In all seriousness: i'm a bit stuck myself. I would love to increase feature list (like real raytraced lights with metals being shiny and ambient lights) but it's already slowish+ TWBT rendering everything multiple times... Maybe i'll talk to my graphics expert'ish friends and they could suggest some fancy algos to boost everything... But in the end it will never be as fast as vanilla df.
Why not trow the
GPU in the equation? Vanilla almost do not have a use for it
A full universitary department is investigating how to use little
DSLs able of being run into the GPU. The root project that group all their research lines is called
AnyDSL. In this
paper they explain how they are doing and the performance that they have achieved, their
Impala repo shows that even if they are using a
Rust dialect in their compiler, they have not
bootstrapped it, as the general Rust project has, this mean that all their compiler code source is C++ like DFHACK.
They seems to rely on a
Higher-Order Intermediate Representation called
Thorin to achieve their GPU optimizations. Two more reddits:
1.
Impala: a Rust dialect that can
partially evaluate functions at compile time and produce GPU code
2.
A graph-based higher-order intermediate representation (demonstrated on Impala, a dialect of Rust)
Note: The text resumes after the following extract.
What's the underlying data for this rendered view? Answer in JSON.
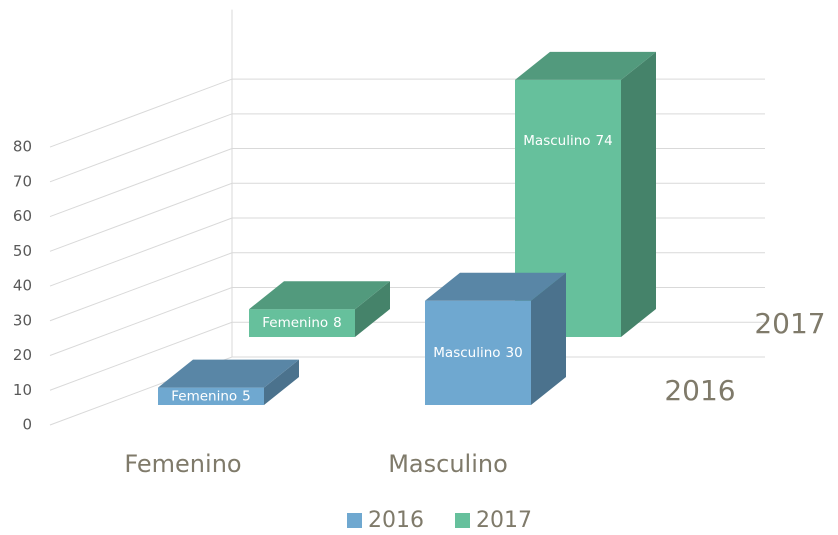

Returning to our world now, they do not manually low level program the GPU, instead of that they are coding all their logic in the same high level language and then by means of some attributes, I believe, some fragments of code are marked by the programmers to generate GPU code while all the rest generate
CPU code and both worlds interact.
Terra seems to be doing exactly the same thing, but starting over a paradigm slightly different,
their repoAbout which one of those is more near to DFHACK? or if any kind of integration with DFHACK is even possible?
I am completely lost. Maybe your graphics expert'ish friends know...
It would be cool to find our way into one of those algoritm crushers or something similar by the way. Call me a dreamer! If you want, but respect my right to dream.